Among other things, the House version calls for a public- health insurance plan and includes mandates on employers and individuals to purchase coverage. Both issues are sticking points in the Senate Finance Committee.

The committee’s negotiations aren’t likely to get any easier after some of its Democratic members yesterday said they want insurers to pay as much as $100 billion of the overhaul and may push to assess fees on the industry. America’s Health Insurance Plans, a Washington trade group that represents the industry, criticized the proposal.

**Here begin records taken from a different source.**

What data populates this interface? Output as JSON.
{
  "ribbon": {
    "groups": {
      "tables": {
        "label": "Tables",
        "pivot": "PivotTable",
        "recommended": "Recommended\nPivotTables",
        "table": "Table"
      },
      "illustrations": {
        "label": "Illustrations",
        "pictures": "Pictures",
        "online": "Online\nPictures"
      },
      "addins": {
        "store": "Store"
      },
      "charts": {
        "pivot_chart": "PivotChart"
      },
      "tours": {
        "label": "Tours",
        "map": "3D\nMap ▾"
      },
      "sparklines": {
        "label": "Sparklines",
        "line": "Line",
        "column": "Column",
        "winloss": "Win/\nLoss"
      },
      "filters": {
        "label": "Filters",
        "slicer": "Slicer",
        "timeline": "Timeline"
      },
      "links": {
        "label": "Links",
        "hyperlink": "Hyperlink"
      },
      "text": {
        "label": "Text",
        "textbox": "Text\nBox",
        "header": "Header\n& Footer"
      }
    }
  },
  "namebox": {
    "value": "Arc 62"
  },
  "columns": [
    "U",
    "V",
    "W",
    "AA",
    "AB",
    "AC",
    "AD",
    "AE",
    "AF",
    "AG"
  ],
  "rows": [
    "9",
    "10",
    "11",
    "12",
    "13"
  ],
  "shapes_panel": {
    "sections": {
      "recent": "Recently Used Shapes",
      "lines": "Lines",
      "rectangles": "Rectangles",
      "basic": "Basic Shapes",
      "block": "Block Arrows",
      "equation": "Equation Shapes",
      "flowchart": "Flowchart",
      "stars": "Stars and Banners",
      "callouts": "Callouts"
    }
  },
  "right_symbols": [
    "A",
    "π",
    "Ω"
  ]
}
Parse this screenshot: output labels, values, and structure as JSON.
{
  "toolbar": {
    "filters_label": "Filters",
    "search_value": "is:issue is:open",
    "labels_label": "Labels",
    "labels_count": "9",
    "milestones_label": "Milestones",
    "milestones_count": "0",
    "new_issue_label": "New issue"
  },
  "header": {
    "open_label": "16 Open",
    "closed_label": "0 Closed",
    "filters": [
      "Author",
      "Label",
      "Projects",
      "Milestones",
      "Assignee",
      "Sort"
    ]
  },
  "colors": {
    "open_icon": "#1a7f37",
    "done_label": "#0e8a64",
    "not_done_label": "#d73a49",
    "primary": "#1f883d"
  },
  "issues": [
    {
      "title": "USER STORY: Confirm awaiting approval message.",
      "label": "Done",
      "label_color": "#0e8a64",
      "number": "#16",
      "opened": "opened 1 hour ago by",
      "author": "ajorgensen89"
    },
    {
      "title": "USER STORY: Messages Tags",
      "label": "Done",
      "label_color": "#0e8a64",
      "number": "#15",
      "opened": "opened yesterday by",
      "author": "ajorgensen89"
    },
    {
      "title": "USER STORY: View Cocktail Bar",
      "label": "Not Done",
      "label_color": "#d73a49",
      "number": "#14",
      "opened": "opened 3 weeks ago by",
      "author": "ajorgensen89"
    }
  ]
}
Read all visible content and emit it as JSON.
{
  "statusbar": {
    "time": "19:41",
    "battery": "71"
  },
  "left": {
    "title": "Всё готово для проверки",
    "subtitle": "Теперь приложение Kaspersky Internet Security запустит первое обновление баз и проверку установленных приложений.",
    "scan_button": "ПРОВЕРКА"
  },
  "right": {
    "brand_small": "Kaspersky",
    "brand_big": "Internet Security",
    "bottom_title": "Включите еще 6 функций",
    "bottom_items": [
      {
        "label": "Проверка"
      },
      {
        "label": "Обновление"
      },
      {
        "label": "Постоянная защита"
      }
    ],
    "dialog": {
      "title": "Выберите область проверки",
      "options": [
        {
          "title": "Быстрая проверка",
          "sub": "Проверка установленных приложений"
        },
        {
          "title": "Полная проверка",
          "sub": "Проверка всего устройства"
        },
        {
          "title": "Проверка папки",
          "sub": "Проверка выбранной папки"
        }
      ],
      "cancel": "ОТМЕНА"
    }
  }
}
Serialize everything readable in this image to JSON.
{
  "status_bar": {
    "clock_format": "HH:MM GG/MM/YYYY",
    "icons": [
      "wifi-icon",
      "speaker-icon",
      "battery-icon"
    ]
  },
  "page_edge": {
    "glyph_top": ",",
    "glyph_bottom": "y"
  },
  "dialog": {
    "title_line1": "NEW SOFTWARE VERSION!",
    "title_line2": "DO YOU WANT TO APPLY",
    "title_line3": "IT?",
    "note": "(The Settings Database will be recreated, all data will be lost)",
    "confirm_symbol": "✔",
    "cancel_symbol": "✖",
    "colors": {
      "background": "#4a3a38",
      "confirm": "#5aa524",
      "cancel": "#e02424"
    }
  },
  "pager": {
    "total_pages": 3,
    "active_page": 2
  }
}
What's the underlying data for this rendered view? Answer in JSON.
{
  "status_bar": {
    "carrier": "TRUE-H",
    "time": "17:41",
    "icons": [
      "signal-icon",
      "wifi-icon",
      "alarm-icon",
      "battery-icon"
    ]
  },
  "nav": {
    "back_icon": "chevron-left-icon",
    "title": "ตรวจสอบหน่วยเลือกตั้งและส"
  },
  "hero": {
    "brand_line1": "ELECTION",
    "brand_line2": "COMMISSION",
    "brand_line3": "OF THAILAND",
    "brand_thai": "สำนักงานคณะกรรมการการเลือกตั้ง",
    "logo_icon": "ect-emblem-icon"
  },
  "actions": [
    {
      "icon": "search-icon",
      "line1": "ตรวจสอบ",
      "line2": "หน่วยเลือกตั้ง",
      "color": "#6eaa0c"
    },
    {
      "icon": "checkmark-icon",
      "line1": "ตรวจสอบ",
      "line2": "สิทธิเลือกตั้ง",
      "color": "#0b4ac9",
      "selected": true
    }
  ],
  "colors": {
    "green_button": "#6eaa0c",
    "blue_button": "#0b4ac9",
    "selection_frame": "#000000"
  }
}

“As families and small businesses struggle during the current economic slowdown, now is not the time to impose new fees on health-care coverage that will make coverage less affordable,” said Robert Zirkelbach, a spokesman for the group.

‘Complex, Costly’

Obama met with both Nelson and Republican Senator Olympia Snowe of Maine at the White House today. Snowe, a member of the finance panel who in the past has been willing to support Obama initiatives, said she told the president the Senate may need more time even as he stuck to his August deadline.

“We have a very complex, costly endeavor, something that has never been undertaken by the United States Congress,” Snowe told reporters after her meeting with Obama. “So it is important that we get this right.”